For nearly a year Perini executives have insisted there were no root causes of safety problems at its CityCenter and Cosmopolitan sites in Las Vegas.

They said the deaths were the result of workers making unfortunate mistakes on what are unusually large job sites. Executives said the safety systems in place were exemplary and included a “zero tolerance” rule for failure to follow safety requirements and a marketing program to impress upon workers the importance of those requirements.

But researchers reported that Perini appeared to not have an adequate system of identifying and acknowledging root causes of safety breakdowns.

In surveys of more than 3,000 workers as well as foremen, superintendents and top management executives, the center found that Perini safety programs have helped improve safety. But the center, affiliated with the Building and Construction Trades department of the AFL-CIO, found divergent perceptions about safety among various levels of workers and management.

For example, 69 percent of workers said they think safety is more important than meeting job deadlines. By comparison, 94 percent of foremen and executives, and 97 percent of superintendents believed safety was more important.

Perini’s safety plan appears to address some of the researchers’ specific concerns, such as the discovery that a safety orientation training translator stopped translating into Spanish just 15 minutes into a session. Perini said it intends to improve communications “with all workers by better organizing on-site bilingual resources and providing separate new-hire orientations in Spanish,” the company said.

In response to an observation from researchers that Perini was not using safety problems as teachable moments to warn workers of hazards, Perini said it would solicit workers to share safety lessons during the orientations for new employees.
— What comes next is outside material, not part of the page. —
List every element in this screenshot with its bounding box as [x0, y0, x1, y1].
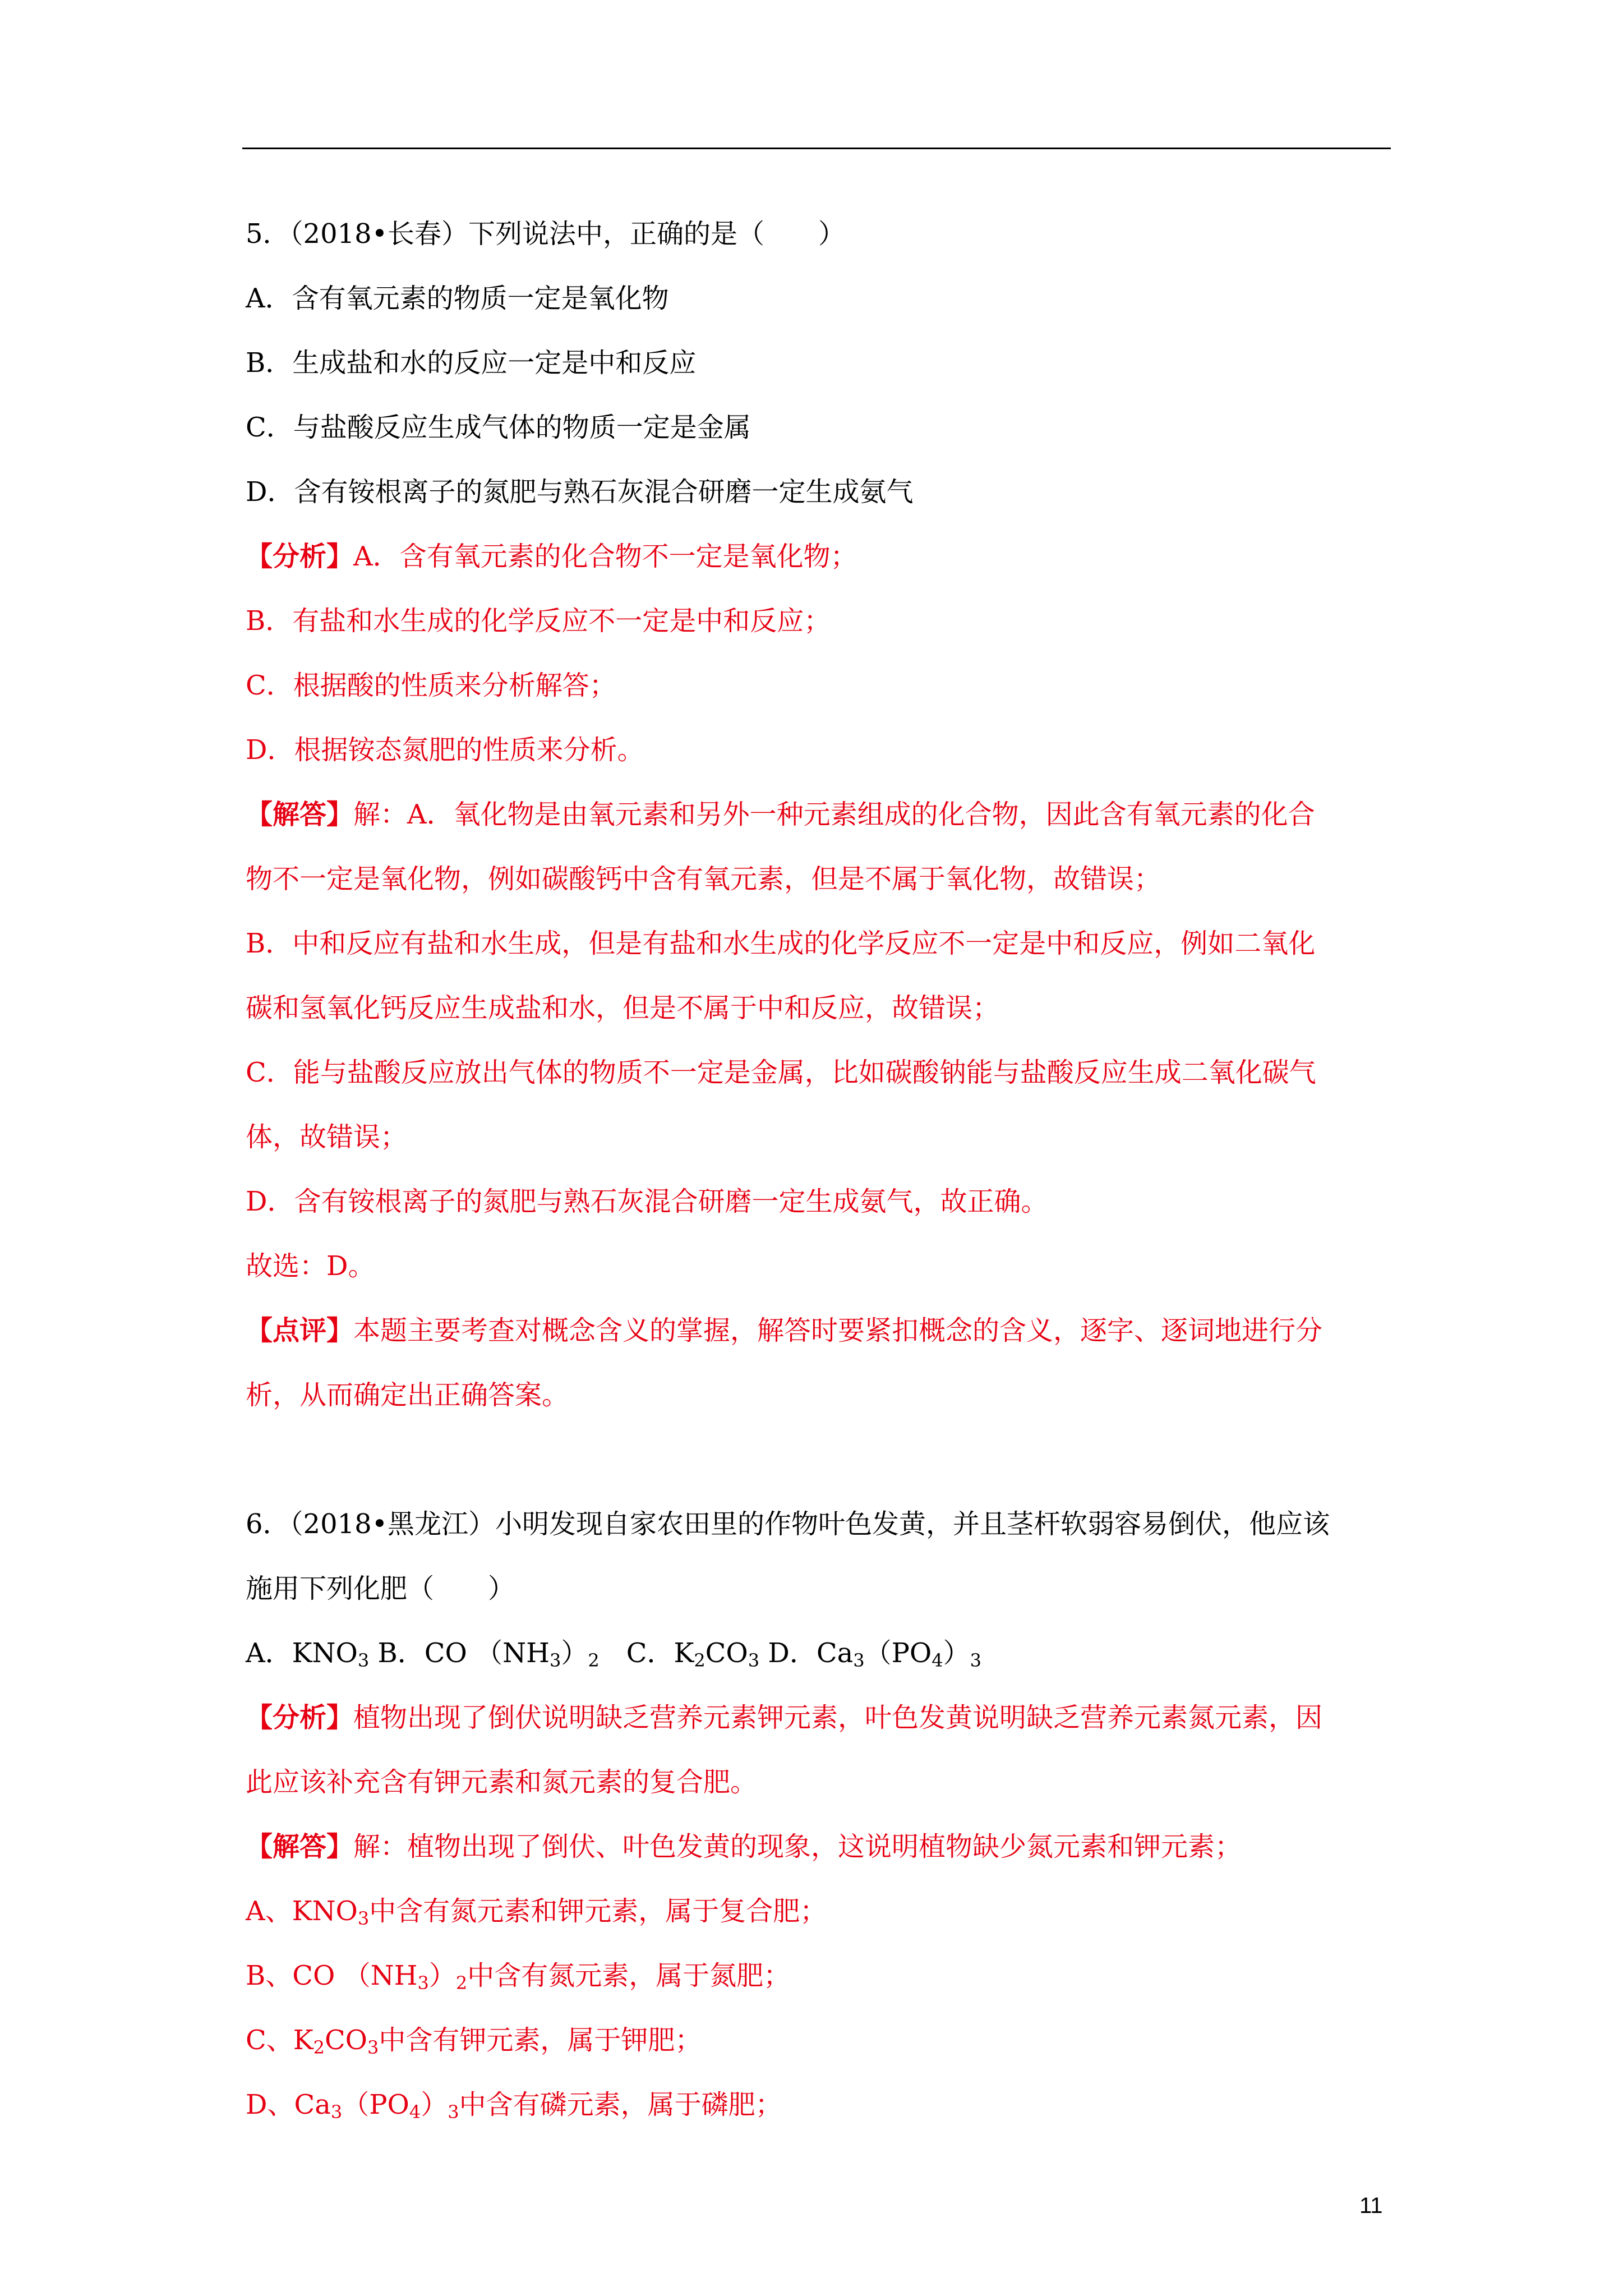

And in response to a complaint that Perini told workers to report safety hazards without providing them a number to call, Perini said it would establish a toll-free telephone number to field confidential reports, questions or concerns from workers.

However, one theme running through the reports — a lack of accountability of managers on the job for safety problems — was not addressed in the plans outlined by Perini.

“It appeared that the safety program philosophy emphasized enforcement and discipline for workers who did not follow rules and policies,” as opposed to holding supervisors and contractor management responsible, one of the reports states.

Another area left unaddressed were problems in fall safety.

A fall hazard audit performed by researchers from the University of West Virginia found few fall protection problems at Mandarin but found more serious problems at Aria. Both towers are at MGM Mirage’s $9.2 billion CityCenter, which employs about 10,000 workers. Four workers — two at CityCenter and two at Cosmopolitan — died from falls.

About a third of hole covers in floors were not secured at Aria, and the majority of the guardrails were not structurally sound. Also troubling was that ladders were being used improperly and three of the four stairways inspected had hazardous projections, such as protruding nails.

Researchers suggested Perini focus on ladder safety and installing proper guardrails. The changes outlined by Perini did not address those issues, but the statement noted that the outlined “multi-point action plan” did not cover everything the company was doing in response to the studies.

Researchers from the Center for Construction Research and Training were not available to speak with the Sun on Wednesday.

Representatives of Perini and the Southern Nevada Building and Construction Trades said their organizations had no further comment beyond the news release issued Wednesday.

A representative of MGM Mirage said officials did not wish to comment because they had not had a chance yet to review the findings.